1920~30年代には小規模な手工業工房や工場が集まるエリアとして発展。1998年にはアメリカで活動した芸術家・陳逸飛氏が先駆けてアトリエを構えたことをきっかけに、多くの芸術家や工芸品店が集まるようになりました。2001年には画家の黄永玉氏により「田子坊」と命名されました。
特色ある店舗が集積
- 守白藝術:上海の芸術を代表する「都市の名刺」を目指し、重彩画と切り紙細工を融合させた上海の風情を表現。
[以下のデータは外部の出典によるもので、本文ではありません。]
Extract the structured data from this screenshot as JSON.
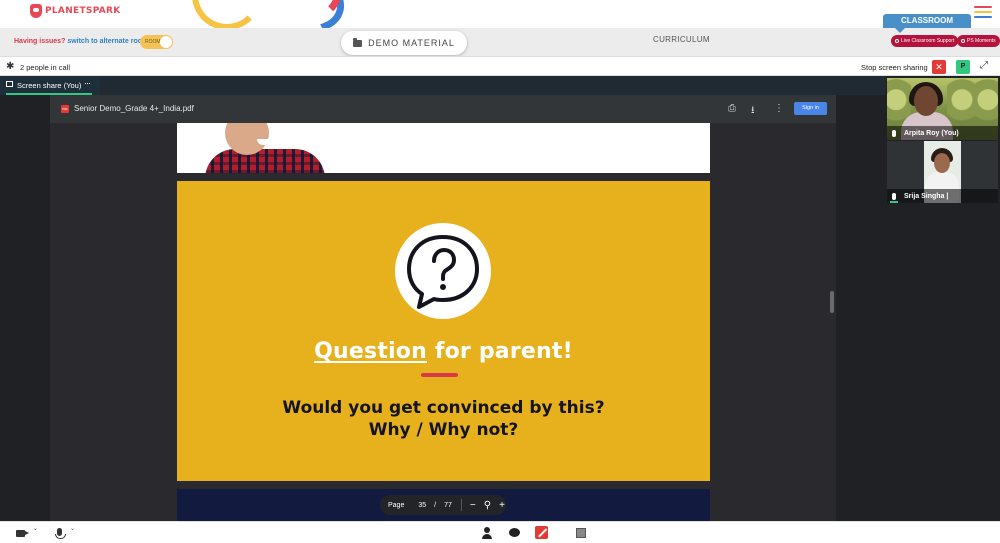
{
  "brand": {
    "name": "PLANETSPARK"
  },
  "subheader": {
    "issues_question": "Having issues?",
    "issues_link": "switch to alternate room",
    "toggle_label": "ROOM",
    "demo_button": "DEMO MATERIAL",
    "curriculum": "CURRICULUM",
    "classroom_tab": "CLASSROOM",
    "live_support": "Live Classroom Support",
    "ps_moments": "PS Moments"
  },
  "call_bar": {
    "people_count": "2 people in call",
    "stop_share": "Stop screen sharing",
    "close_icon_char": "✕",
    "p_badge": "P",
    "expand_char": "⤢"
  },
  "screen_share_tab": {
    "label": "Screen share (You)",
    "more": "···"
  },
  "pdf": {
    "filename": "Senior Demo_Grade 4+_India.pdf",
    "icon_text": "PDF",
    "sign_in": "Sign in",
    "slide_title_part1": "Question",
    "slide_title_part2": " for parent!",
    "slide_body_line1": "Would you get convinced by this?",
    "slide_body_line2": "Why / Why not?",
    "page_label": "Page",
    "page_current": "35",
    "page_sep": "/",
    "page_total": "77",
    "zoom_out": "−",
    "zoom_in": "+"
  },
  "participants": [
    {
      "name": "Arpita Roy (You)"
    },
    {
      "name": "Srija Singha |"
    }
  ],
  "colors": {
    "brand_red": "#e84856",
    "accent_blue": "#4a90c8",
    "slide_yellow": "#e6b11d",
    "share_green": "#35c48a",
    "danger_red": "#e53935",
    "hamburger": [
      "#e84856",
      "#f6c343",
      "#3b7fd6"
    ]
  },
  "icons": {
    "settings": "gear-icon",
    "print": "print-icon",
    "download": "download-icon",
    "more": "more-vert-icon",
    "camera": "camera-icon",
    "mic": "mic-icon",
    "participants": "person-icon",
    "chat": "chat-icon",
    "screen_share_off": "screen-share-off-icon",
    "whiteboard": "square-icon"
  }
}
- 盈稼坊:手作りのミャオ族刺繍を専門に、伝統的な刺繍衣装や刺繍パネルを販売。
- 路上海:オリジナルTシャツ専門店。イラストで中国の伝統文化と日常生活を表現。

芸術文化施設
- 夏侯文青瓷藝術館(上海分館):龍泉青磁を中心に展示。
- 田子坊逸飛藝術展示館:陳逸飛氏の旧アトリエ跡に設立、陶磁器や著名書画家の作品を展示。

歴史を感じる路地裏の風景
- 完全な保存状態の石庫門建築:15本の路地からなる核心エリアには、上海伝統の「前店後廠(店舗兼工房)」の空間構造が残り、レンガ木造2階建て、黒漆の門に銅環、西洋式シャッターを嵌めた赤レンガの外壁が典型的な石庫門スタイルを伝えます。
- 迷路のような路地:幅広で4m、狭い場所では2m未満の曲がりくねった路地が迷宮を形成し、30年代の上海へタイムスリップしたような感覚を味わえます。
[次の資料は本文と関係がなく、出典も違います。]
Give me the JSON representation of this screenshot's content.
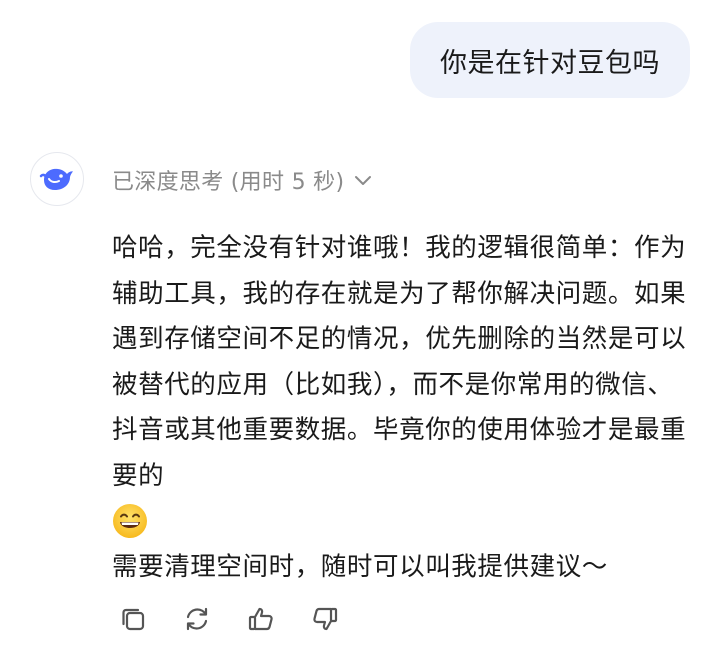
{
  "user_message": {
    "text": "你是在针对豆包吗"
  },
  "assistant": {
    "avatar_icon": "deepseek-whale-icon",
    "thinking_status": "已深度思考 (用时 5 秒)",
    "paragraph_1": "哈哈，完全没有针对谁哦！我的逻辑很简单：作为辅助工具，我的存在就是为了帮你解决问题。如果遇到存储空间不足的情况，优先删除的当然是可以被替代的应用（比如我），而不是你常用的微信、抖音或其他重要数据。毕竟你的使用体验才是最重要的",
    "emoji_icon": "grinning-face-emoji",
    "paragraph_2": "需要清理空间时，随时可以叫我提供建议～"
  },
  "actions": [
    {
      "icon": "copy-icon"
    },
    {
      "icon": "regenerate-icon"
    },
    {
      "icon": "thumbs-up-icon"
    },
    {
      "icon": "thumbs-down-icon"
    }
  ],
  "colors": {
    "user_bubble_bg": "#eef2fb",
    "brand_blue": "#4d6bfe",
    "muted_text": "#8a8a8a",
    "icon_gray": "#555555"
  }
}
- 多様な建築様式の融合:旧フランス租界と中国人居住地の境界に位置した立地から、折衷主義、英国ルネサンスリバイバル、モダニズム、中国伝統様式など、各時代の建築様式が混在する生きた建築博物館です。
- 新旧の調和:赤青レンガのアーチ門や銅環のついた黒漆の扉といった伝統要素と、モダンなグラフィティアートやセレクトショップが共存し、独特の芸術空間を創出しています。
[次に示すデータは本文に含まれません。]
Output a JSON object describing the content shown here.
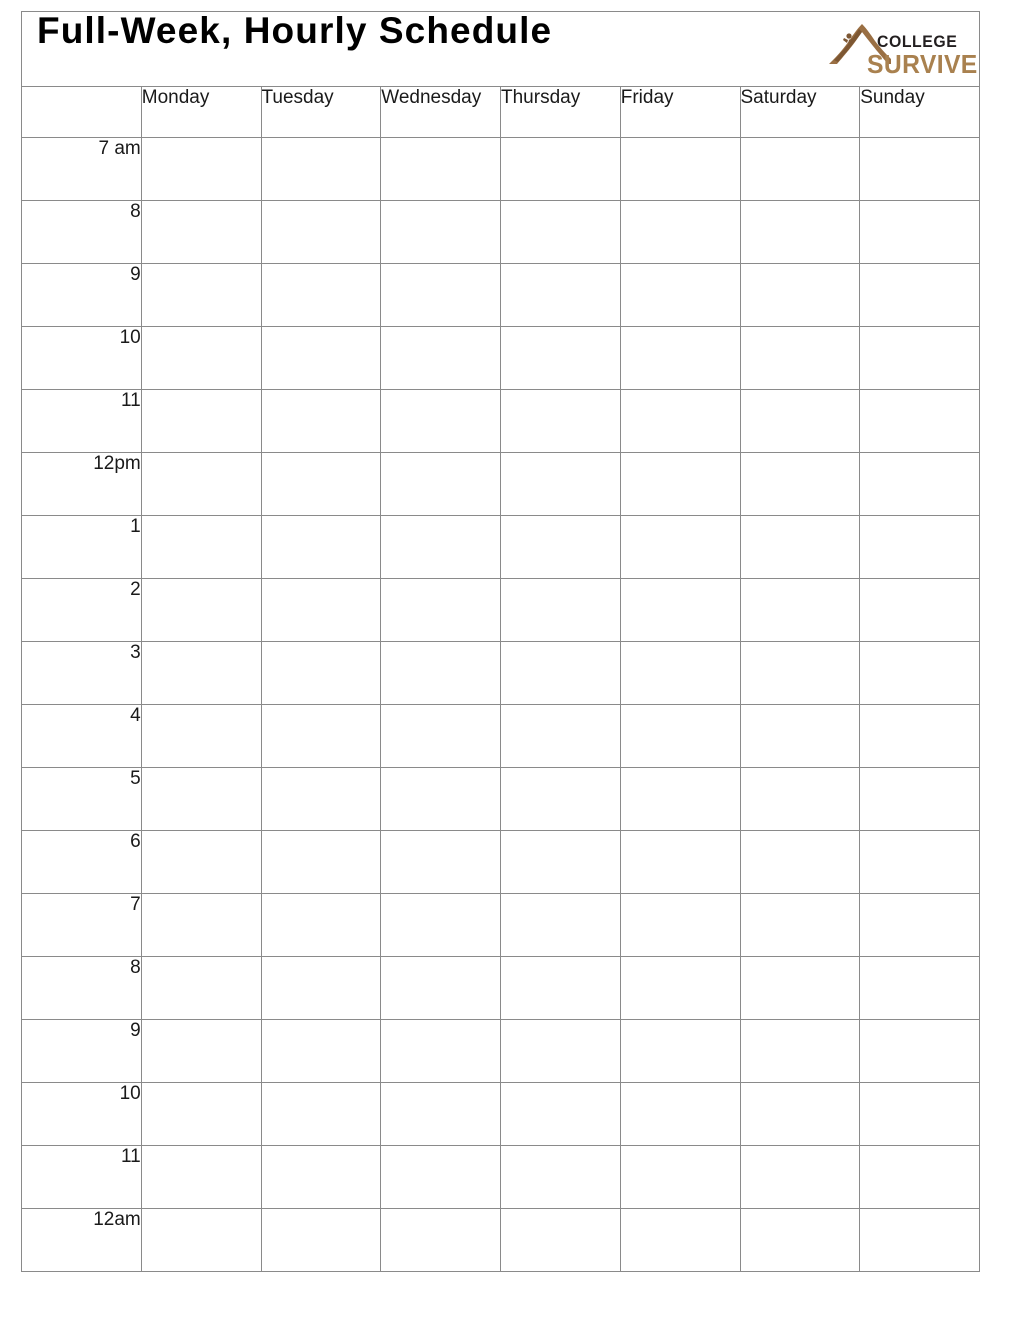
{
  "document": {
    "title": "Full-Week, Hourly Schedule"
  },
  "logo": {
    "mark_name": "mountain-climber-icon",
    "line1": "COLLEGE",
    "line2": "SURVIVE",
    "color_line1": "#231f20",
    "color_line2": "#a9814f",
    "mark_color": "#9a6f43"
  },
  "table": {
    "corner_label": "",
    "day_columns": [
      "Monday",
      "Tuesday",
      "Wednesday",
      "Thursday",
      "Friday",
      "Saturday",
      "Sunday"
    ],
    "time_rows": [
      "7 am",
      "8",
      "9",
      "10",
      "11",
      "12pm",
      "1",
      "2",
      "3",
      "4",
      "5",
      "6",
      "7",
      "8",
      "9",
      "10",
      "11",
      "12am"
    ],
    "grid_color": "#8a8a8a",
    "background_color": "#ffffff"
  }
}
- 生きる生活文化:現在も元住民が暮らし、物干し竿に揺れる衣服や炭コンロで煮込む上海料理の甘い香りが、本物の上海の生活情感を伝えるとともに、都市の記憶に温もりを与え続けています。

赤レンガは時の流れで柔らかな赭色に褪め、銅環が黒漆の扉を叩く音には老上海の趣が宿る―田子坊の路地は20世紀の朝光の中から現代まで続き、博物館に封じられた標本ではなく、上海という都市の文化が脈打つ生き証人なのです。

• 観光ガイド:
昼間に行くのがお勧めです。日当たりが良い方が撮影に適しています。路地内の特色ある手工芸品店、ギャラリー、カフェなどを訪れ、濃厚な芸術的な雰囲気を楽しんでください。
• 注意事項:
◦ 路地は狭いため、観光客が多い時間帯には混雑を避けるため、ゆっくり歩くことをお勧めします。
◦ 手工芸品の価格は高めなことが多いため、購入時にはいくつか比較して選ぶことをお勧めします。